I gave birth twice in Sweden with no-one other than DH. In Sweden it is not really common for people to have a lot of family and friends around them - for example when I gave birth only DH/DP (and the baby's siblings) were allowed to visit on the ward. DH gets an automatic 2 week paternity leave after the birth most people did not have family help.

You are entitled to maternity benefits in Sweden even if you have never worked. Every baby gets parental benefits for 16 months (12 months are income related if you have one/4 at minimum level). I think the minimum amount if you have never worked is around 250kr per day - it's around 7500sek/£700 a month if you take it 7 days a week (some people take it for fewer days to get it longer). DH gets up to 80% salary for a minimum of 2 months. However I don't think you can receive this until your baby is registered in Sweden/registered for social security.

BertieBotts Thu 07-Dec-17 23:14:04

Read this, it's absolutely fabulous and might help ease some of the anxiety.

We've been in Germany 4 years. I had DS in the UK. To be honest, I used to be anxious about the idea of giving birth abroad, these days I would be more anxious about the state of maternity care in the UK.

Have you looked around for English speaking mothers' groups at all? That is how I've met most of my friends here and actually because we are all expats we understand the struggles of it and they've been a massive support to me.

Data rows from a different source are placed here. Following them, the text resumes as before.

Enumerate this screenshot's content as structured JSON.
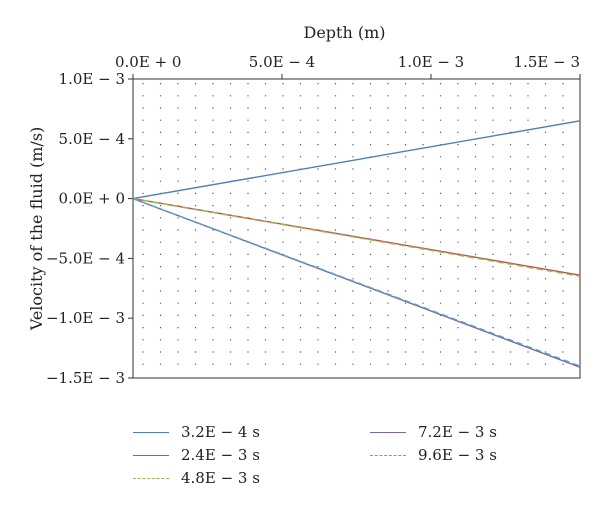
{
  "chart_data": {
    "type": "line",
    "xlabel": "Depth (m)",
    "ylabel": "Velocity of the fluid (m/s)",
    "xlim": [
      0,
      0.0015
    ],
    "ylim": [
      -0.0015,
      0.001
    ],
    "x_ticks": [
      {
        "value": 0,
        "label": "0.0E + 0"
      },
      {
        "value": 0.0005,
        "label": "5.0E − 4"
      },
      {
        "value": 0.001,
        "label": "1.0E − 3"
      },
      {
        "value": 0.0015,
        "label": "1.5E − 3"
      }
    ],
    "y_ticks": [
      {
        "value": 0.001,
        "label": "1.0E − 3"
      },
      {
        "value": 0.0005,
        "label": "5.0E − 4"
      },
      {
        "value": 0,
        "label": "0.0E + 0"
      },
      {
        "value": -0.0005,
        "label": "−5.0E − 4"
      },
      {
        "value": -0.001,
        "label": "−1.0E − 3"
      },
      {
        "value": -0.0015,
        "label": "−1.5E − 3"
      }
    ],
    "x_axis_position": "top",
    "grid": "dotted",
    "legend_position": "bottom",
    "series": [
      {
        "name": "3.2E − 4 s",
        "color": "#4f7fb8",
        "dash": "solid",
        "x": [
          0,
          0.0015
        ],
        "y": [
          0,
          0.00065
        ]
      },
      {
        "name": "2.4E − 3 s",
        "color": "#c0504d",
        "dash": "solid",
        "x": [
          0,
          0.0015
        ],
        "y": [
          0,
          -0.00064
        ]
      },
      {
        "name": "4.8E − 3 s",
        "color": "#9bbb59",
        "dash": "dashed",
        "x": [
          0,
          0.0015
        ],
        "y": [
          0,
          -0.00065
        ]
      },
      {
        "name": "7.2E − 3 s",
        "color": "#8064a2",
        "dash": "solid",
        "x": [
          0,
          0.0015
        ],
        "y": [
          0,
          -0.00141
        ]
      },
      {
        "name": "9.6E − 3 s",
        "color": "#4bacc6",
        "dash": "dashed",
        "x": [
          0,
          0.0015
        ],
        "y": [
          0,
          -0.0014
        ]
      }
    ]
  }
}
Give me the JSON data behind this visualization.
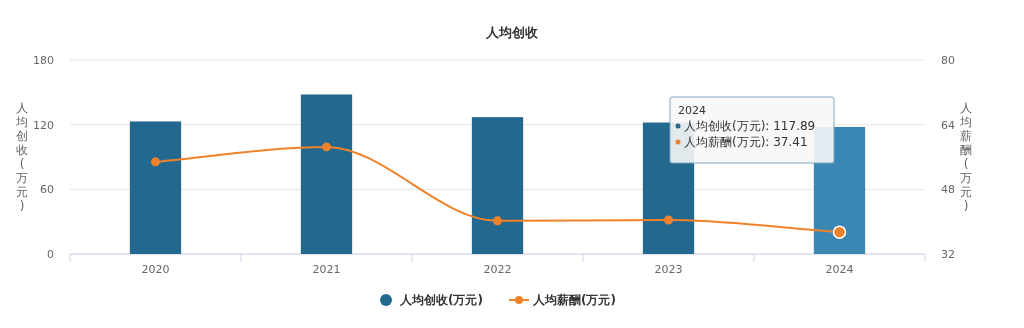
{
  "chart_data": {
    "type": "bar",
    "title": "人均创收",
    "categories": [
      "2020",
      "2021",
      "2022",
      "2023",
      "2024"
    ],
    "series": [
      {
        "name": "人均创收(万元)",
        "color": "#23698f",
        "colors": [
          "#23698f",
          "#23698f",
          "#23698f",
          "#23698f",
          "#3a87b3"
        ],
        "values": [
          123,
          148,
          127,
          122,
          117.89
        ]
      },
      {
        "name": "人均薪酬(万元)",
        "type": "line",
        "color": "#f0832a",
        "axis": "y2",
        "values": [
          54.8,
          58.5,
          40.2,
          40.4,
          37.41
        ]
      }
    ],
    "ylabel": "人均创收(万元)",
    "y2label": "人均薪酬(万元)",
    "ylim": [
      0,
      180
    ],
    "yticks": [
      0,
      60,
      120,
      180
    ],
    "y2lim": [
      32,
      80
    ],
    "y2ticks": [
      32,
      48,
      64,
      80
    ],
    "grid": "y",
    "legend": "bottom",
    "marker": "circle",
    "annotations": [
      "2024",
      "人均创收(万元): 117.89",
      "人均薪酬(万元): 37.41"
    ]
  }
}
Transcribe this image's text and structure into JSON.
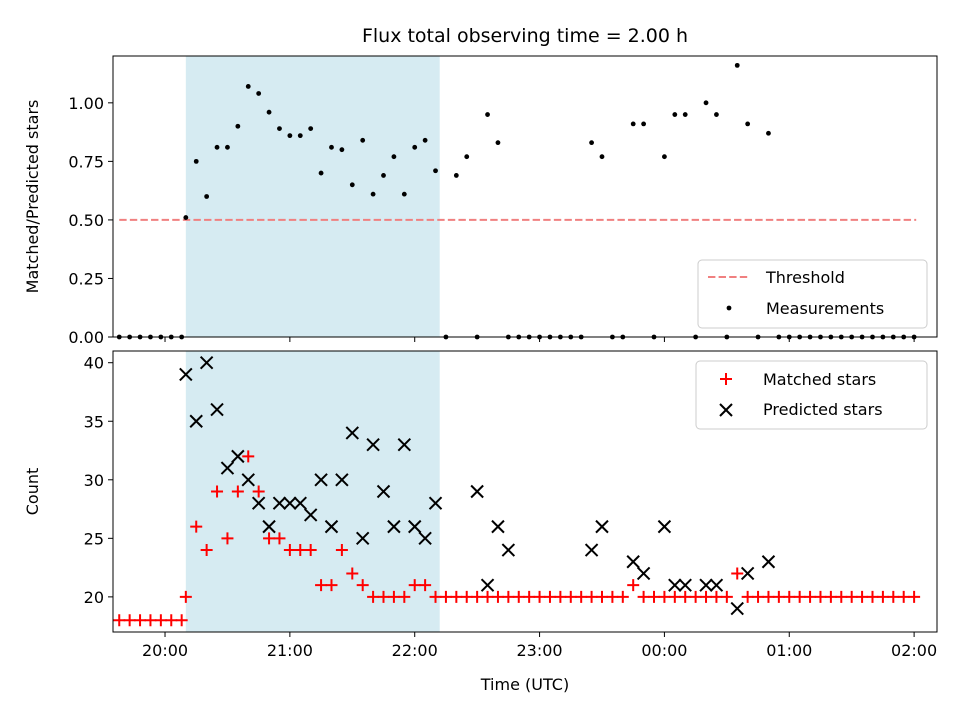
{
  "title": "Flux total observing time = 2.00 h",
  "chart_data": [
    {
      "type": "scatter",
      "ylabel": "Matched/Predicted stars",
      "xlim": [
        "19:35",
        "02:11"
      ],
      "ylim": [
        0,
        1.2
      ],
      "y_ticks": [
        "0.00",
        "0.25",
        "0.50",
        "0.75",
        "1.00"
      ],
      "highlight_span": [
        "20:10",
        "22:12"
      ],
      "threshold": {
        "name": "Threshold",
        "value": 0.5,
        "x_range": [
          "19:38",
          "02:01"
        ],
        "color": "#f08080"
      },
      "legend_position": "lower right",
      "series": [
        {
          "name": "Measurements",
          "color": "#000000",
          "points": [
            [
              "19:38",
              0
            ],
            [
              "19:43",
              0
            ],
            [
              "19:48",
              0
            ],
            [
              "19:53",
              0
            ],
            [
              "19:58",
              0
            ],
            [
              "20:03",
              0
            ],
            [
              "20:08",
              0
            ],
            [
              "20:10",
              0.51
            ],
            [
              "20:15",
              0.75
            ],
            [
              "20:20",
              0.6
            ],
            [
              "20:25",
              0.81
            ],
            [
              "20:30",
              0.81
            ],
            [
              "20:35",
              0.9
            ],
            [
              "20:40",
              1.07
            ],
            [
              "20:45",
              1.04
            ],
            [
              "20:50",
              0.96
            ],
            [
              "20:55",
              0.89
            ],
            [
              "21:00",
              0.86
            ],
            [
              "21:05",
              0.86
            ],
            [
              "21:10",
              0.89
            ],
            [
              "21:15",
              0.7
            ],
            [
              "21:20",
              0.81
            ],
            [
              "21:25",
              0.8
            ],
            [
              "21:30",
              0.65
            ],
            [
              "21:35",
              0.84
            ],
            [
              "21:40",
              0.61
            ],
            [
              "21:45",
              0.69
            ],
            [
              "21:50",
              0.77
            ],
            [
              "21:55",
              0.61
            ],
            [
              "22:00",
              0.81
            ],
            [
              "22:05",
              0.84
            ],
            [
              "22:10",
              0.71
            ],
            [
              "22:15",
              0
            ],
            [
              "22:20",
              0.69
            ],
            [
              "22:25",
              0.77
            ],
            [
              "22:30",
              0
            ],
            [
              "22:35",
              0.95
            ],
            [
              "22:40",
              0.83
            ],
            [
              "22:45",
              0
            ],
            [
              "22:50",
              0
            ],
            [
              "22:55",
              0
            ],
            [
              "23:00",
              0
            ],
            [
              "23:05",
              0
            ],
            [
              "23:10",
              0
            ],
            [
              "23:15",
              0
            ],
            [
              "23:20",
              0
            ],
            [
              "23:25",
              0.83
            ],
            [
              "23:30",
              0.77
            ],
            [
              "23:35",
              0
            ],
            [
              "23:40",
              0
            ],
            [
              "23:45",
              0.91
            ],
            [
              "23:50",
              0.91
            ],
            [
              "23:55",
              0
            ],
            [
              "00:00",
              0.77
            ],
            [
              "00:05",
              0.95
            ],
            [
              "00:10",
              0.95
            ],
            [
              "00:15",
              0
            ],
            [
              "00:20",
              1.0
            ],
            [
              "00:25",
              0.95
            ],
            [
              "00:30",
              0
            ],
            [
              "00:35",
              1.16
            ],
            [
              "00:40",
              0.91
            ],
            [
              "00:45",
              0
            ],
            [
              "00:50",
              0.87
            ],
            [
              "00:55",
              0
            ],
            [
              "01:00",
              0
            ],
            [
              "01:05",
              0
            ],
            [
              "01:10",
              0
            ],
            [
              "01:15",
              0
            ],
            [
              "01:20",
              0
            ],
            [
              "01:25",
              0
            ],
            [
              "01:30",
              0
            ],
            [
              "01:35",
              0
            ],
            [
              "01:40",
              0
            ],
            [
              "01:45",
              0
            ],
            [
              "01:50",
              0
            ],
            [
              "01:55",
              0
            ],
            [
              "02:00",
              0
            ]
          ]
        }
      ]
    },
    {
      "type": "scatter",
      "xlabel": "Time (UTC)",
      "ylabel": "Count",
      "xlim": [
        "19:35",
        "02:11"
      ],
      "ylim": [
        17,
        41
      ],
      "y_ticks": [
        "20",
        "25",
        "30",
        "35",
        "40"
      ],
      "x_ticks": [
        "20:00",
        "21:00",
        "22:00",
        "23:00",
        "00:00",
        "01:00",
        "02:00"
      ],
      "highlight_span": [
        "20:10",
        "22:12"
      ],
      "legend_position": "upper right",
      "series": [
        {
          "name": "Matched stars",
          "marker": "plus",
          "color": "#ff0000",
          "points": [
            [
              "19:38",
              18
            ],
            [
              "19:43",
              18
            ],
            [
              "19:48",
              18
            ],
            [
              "19:53",
              18
            ],
            [
              "19:58",
              18
            ],
            [
              "20:03",
              18
            ],
            [
              "20:08",
              18
            ],
            [
              "20:10",
              20
            ],
            [
              "20:15",
              26
            ],
            [
              "20:20",
              24
            ],
            [
              "20:25",
              29
            ],
            [
              "20:30",
              25
            ],
            [
              "20:35",
              29
            ],
            [
              "20:40",
              32
            ],
            [
              "20:45",
              29
            ],
            [
              "20:50",
              25
            ],
            [
              "20:55",
              25
            ],
            [
              "21:00",
              24
            ],
            [
              "21:05",
              24
            ],
            [
              "21:10",
              24
            ],
            [
              "21:15",
              21
            ],
            [
              "21:20",
              21
            ],
            [
              "21:25",
              24
            ],
            [
              "21:30",
              22
            ],
            [
              "21:35",
              21
            ],
            [
              "21:40",
              20
            ],
            [
              "21:45",
              20
            ],
            [
              "21:50",
              20
            ],
            [
              "21:55",
              20
            ],
            [
              "22:00",
              21
            ],
            [
              "22:05",
              21
            ],
            [
              "22:10",
              20
            ],
            [
              "22:15",
              20
            ],
            [
              "22:20",
              20
            ],
            [
              "22:25",
              20
            ],
            [
              "22:30",
              20
            ],
            [
              "22:35",
              20
            ],
            [
              "22:40",
              20
            ],
            [
              "22:45",
              20
            ],
            [
              "22:50",
              20
            ],
            [
              "22:55",
              20
            ],
            [
              "23:00",
              20
            ],
            [
              "23:05",
              20
            ],
            [
              "23:10",
              20
            ],
            [
              "23:15",
              20
            ],
            [
              "23:20",
              20
            ],
            [
              "23:25",
              20
            ],
            [
              "23:30",
              20
            ],
            [
              "23:35",
              20
            ],
            [
              "23:40",
              20
            ],
            [
              "23:45",
              21
            ],
            [
              "23:50",
              20
            ],
            [
              "23:55",
              20
            ],
            [
              "00:00",
              20
            ],
            [
              "00:05",
              20
            ],
            [
              "00:10",
              20
            ],
            [
              "00:15",
              20
            ],
            [
              "00:20",
              20
            ],
            [
              "00:25",
              20
            ],
            [
              "00:30",
              20
            ],
            [
              "00:35",
              22
            ],
            [
              "00:40",
              20
            ],
            [
              "00:45",
              20
            ],
            [
              "00:50",
              20
            ],
            [
              "00:55",
              20
            ],
            [
              "01:00",
              20
            ],
            [
              "01:05",
              20
            ],
            [
              "01:10",
              20
            ],
            [
              "01:15",
              20
            ],
            [
              "01:20",
              20
            ],
            [
              "01:25",
              20
            ],
            [
              "01:30",
              20
            ],
            [
              "01:35",
              20
            ],
            [
              "01:40",
              20
            ],
            [
              "01:45",
              20
            ],
            [
              "01:50",
              20
            ],
            [
              "01:55",
              20
            ],
            [
              "02:00",
              20
            ]
          ]
        },
        {
          "name": "Predicted stars",
          "marker": "x",
          "color": "#000000",
          "points": [
            [
              "20:10",
              39
            ],
            [
              "20:15",
              35
            ],
            [
              "20:20",
              40
            ],
            [
              "20:25",
              36
            ],
            [
              "20:30",
              31
            ],
            [
              "20:35",
              32
            ],
            [
              "20:40",
              30
            ],
            [
              "20:45",
              28
            ],
            [
              "20:50",
              26
            ],
            [
              "20:55",
              28
            ],
            [
              "21:00",
              28
            ],
            [
              "21:05",
              28
            ],
            [
              "21:10",
              27
            ],
            [
              "21:15",
              30
            ],
            [
              "21:20",
              26
            ],
            [
              "21:25",
              30
            ],
            [
              "21:30",
              34
            ],
            [
              "21:35",
              25
            ],
            [
              "21:40",
              33
            ],
            [
              "21:45",
              29
            ],
            [
              "21:50",
              26
            ],
            [
              "21:55",
              33
            ],
            [
              "22:00",
              26
            ],
            [
              "22:05",
              25
            ],
            [
              "22:10",
              28
            ],
            [
              "22:30",
              29
            ],
            [
              "22:35",
              21
            ],
            [
              "22:40",
              26
            ],
            [
              "22:45",
              24
            ],
            [
              "23:25",
              24
            ],
            [
              "23:30",
              26
            ],
            [
              "23:45",
              23
            ],
            [
              "23:50",
              22
            ],
            [
              "00:00",
              26
            ],
            [
              "00:05",
              21
            ],
            [
              "00:10",
              21
            ],
            [
              "00:20",
              21
            ],
            [
              "00:25",
              21
            ],
            [
              "00:35",
              19
            ],
            [
              "00:40",
              22
            ],
            [
              "00:50",
              23
            ]
          ]
        }
      ]
    }
  ]
}
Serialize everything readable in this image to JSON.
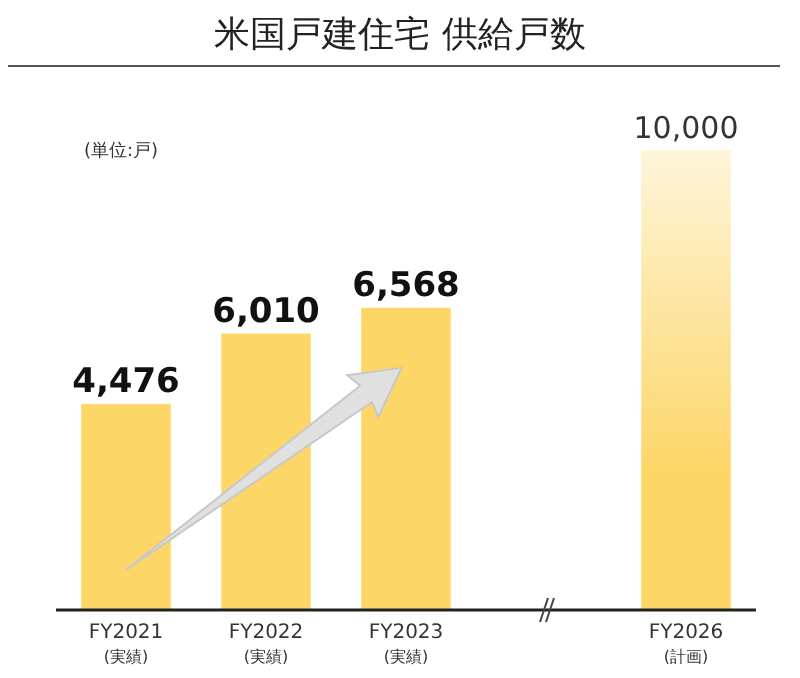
{
  "chart_data": {
    "type": "bar",
    "title": "米国戸建住宅  供給戸数",
    "annotations": [
      "(単位:戸)"
    ],
    "categories": [
      "FY2021\n(実績)",
      "FY2022\n(実績)",
      "FY2023\n(実績)",
      null,
      "FY2026\n(計画)"
    ],
    "values": [
      4476,
      6010,
      6568,
      null,
      10000
    ],
    "color": "#fdd668",
    "value_labels": [
      "4,476",
      "6,010",
      "6,568",
      null,
      "10,000"
    ]
  }
}
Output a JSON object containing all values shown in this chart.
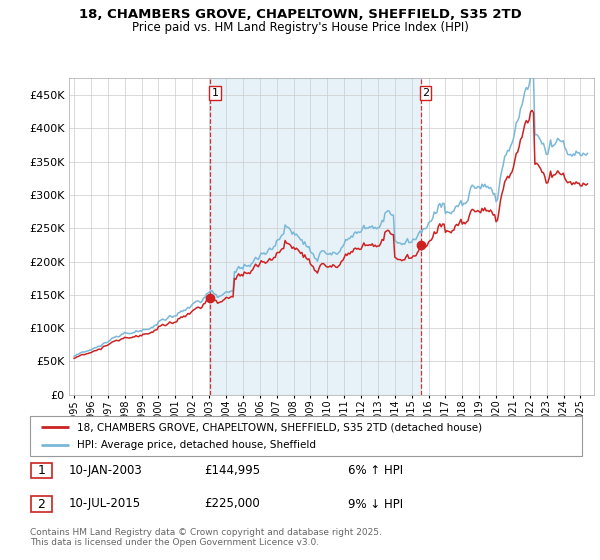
{
  "title": "18, CHAMBERS GROVE, CHAPELTOWN, SHEFFIELD, S35 2TD",
  "subtitle": "Price paid vs. HM Land Registry's House Price Index (HPI)",
  "legend_line1": "18, CHAMBERS GROVE, CHAPELTOWN, SHEFFIELD, S35 2TD (detached house)",
  "legend_line2": "HPI: Average price, detached house, Sheffield",
  "annotation1_date": "10-JAN-2003",
  "annotation1_price": "£144,995",
  "annotation1_hpi": "6% ↑ HPI",
  "annotation2_date": "10-JUL-2015",
  "annotation2_price": "£225,000",
  "annotation2_hpi": "9% ↓ HPI",
  "footer": "Contains HM Land Registry data © Crown copyright and database right 2025.\nThis data is licensed under the Open Government Licence v3.0.",
  "hpi_color": "#7ab8d9",
  "price_color": "#cc2222",
  "vline_color": "#cc2222",
  "marker_color": "#cc2222",
  "shade_color": "#ddeeff",
  "ylim": [
    0,
    475000
  ],
  "yticks": [
    0,
    50000,
    100000,
    150000,
    200000,
    250000,
    300000,
    350000,
    400000,
    450000
  ],
  "ytick_labels": [
    "£0",
    "£50K",
    "£100K",
    "£150K",
    "£200K",
    "£250K",
    "£300K",
    "£350K",
    "£400K",
    "£450K"
  ],
  "purchase1_x": 2003.04,
  "purchase1_y": 144995,
  "purchase2_x": 2015.53,
  "purchase2_y": 225000,
  "xlim_left": 1994.7,
  "xlim_right": 2025.8,
  "background_color": "#ffffff",
  "grid_color": "#cccccc"
}
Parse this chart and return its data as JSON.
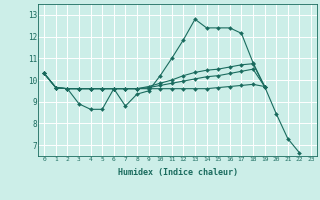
{
  "xlabel": "Humidex (Indice chaleur)",
  "background_color": "#cceee8",
  "grid_color": "#ffffff",
  "line_color": "#1a6b5e",
  "xlim": [
    -0.5,
    23.5
  ],
  "ylim": [
    6.5,
    13.5
  ],
  "yticks": [
    7,
    8,
    9,
    10,
    11,
    12,
    13
  ],
  "lines": [
    {
      "x": [
        0,
        1,
        2,
        3,
        4,
        5,
        6,
        7,
        8,
        9,
        10,
        11,
        12,
        13,
        14,
        15,
        16,
        17,
        18,
        19,
        20,
        21,
        22
      ],
      "y": [
        10.3,
        9.65,
        9.6,
        8.9,
        8.65,
        8.65,
        9.6,
        8.8,
        9.35,
        9.5,
        10.2,
        11.0,
        11.85,
        12.8,
        12.4,
        12.4,
        12.4,
        12.15,
        10.8,
        9.7,
        8.45,
        7.3,
        6.65
      ]
    },
    {
      "x": [
        0,
        1,
        2,
        3,
        4,
        5,
        6,
        7,
        8,
        9,
        10,
        11,
        12,
        13,
        14,
        15,
        16,
        17,
        18,
        19
      ],
      "y": [
        10.3,
        9.65,
        9.6,
        9.6,
        9.6,
        9.6,
        9.6,
        9.6,
        9.6,
        9.7,
        9.85,
        10.0,
        10.2,
        10.35,
        10.45,
        10.5,
        10.6,
        10.7,
        10.75,
        9.7
      ]
    },
    {
      "x": [
        0,
        1,
        2,
        3,
        4,
        5,
        6,
        7,
        8,
        9,
        10,
        11,
        12,
        13,
        14,
        15,
        16,
        17,
        18,
        19
      ],
      "y": [
        10.3,
        9.65,
        9.6,
        9.6,
        9.6,
        9.6,
        9.6,
        9.6,
        9.6,
        9.65,
        9.75,
        9.85,
        9.95,
        10.05,
        10.15,
        10.2,
        10.3,
        10.4,
        10.5,
        9.7
      ]
    },
    {
      "x": [
        0,
        1,
        2,
        3,
        4,
        5,
        6,
        7,
        8,
        9,
        10,
        11,
        12,
        13,
        14,
        15,
        16,
        17,
        18,
        19
      ],
      "y": [
        10.3,
        9.65,
        9.6,
        9.6,
        9.6,
        9.6,
        9.6,
        9.6,
        9.6,
        9.6,
        9.6,
        9.6,
        9.6,
        9.6,
        9.6,
        9.65,
        9.7,
        9.75,
        9.8,
        9.7
      ]
    }
  ]
}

Good luck with your decision and the rest of your pregnancy. flowers

Roomba Sat 16-Dec-17 07:51:44

If you've been overseas for 3 years, I imagine the NHS will class you as 'Not Habitually Resident' in the UK and you'll be billed for having your baby here? Something else to consider. Sorry you're struggling, OP.

tilda0 Sun 17-Dec-17 15:52:32

thanks a lot @Lunde for all your tips.
It looks like I am going to give birth in Stockholm. I realised that it would be wiser to stay put. (for now ;)

I don't know if the hospital provides all the goodies you mentioned. I have a Swedish midwife and I will go to some parenting meetings. Not sure if I will attend any other meetings as there aren't in English.
My idea to give birth in England was only if we were going to stay there. I believe we belong there! Or maybe in France. Certainly not in Sweden.
I guess I was freaking out to be stuck in Sweden if baby is born there. My husband swears we aren't stuck and everything is possible later.

Sweden is a good places to give birth and I feel comfortable with the idea now. I won't have anyone but my husband with me that day so that's good.

Since you seem to know much about the Swedish system...How do you feel about kids going to public parcs everyday with their pre-school teachers? One of my friend got her 1.3year old baby escaping from the parc and ending up at the tube station confused.

tilda0 Sun 17-Dec-17 15:57:37

@MountainDweller You are right, the best return you get from Swedish taxes is almost free healthcare and preschool. We might just use those few years and leave after!
November is a hard month indeed. October is pretty depressing because it's already cold. It usually snows in April...
Where about in France are you? North or South East? I'm glad you are happy there! Are the French being nice to you? Diversity is great in France, I miss that.

tilda0 Sun 17-Dec-17 16:02:14

@BertieBotts this book sounds great, thanks for that!
these days I would be more anxious about the state of maternity care in the UK. I believe seems pretty busy especially maternities near London...

tilda0 Sun 17-Dec-17 16:03:52

@Roomba thanks...yes, it's possible that we would have been paying for birth in the UK. It's not happening so it's for the best. It seems to me that we will never be able to move back being 3 EU citizens in a few months! That makes me sad.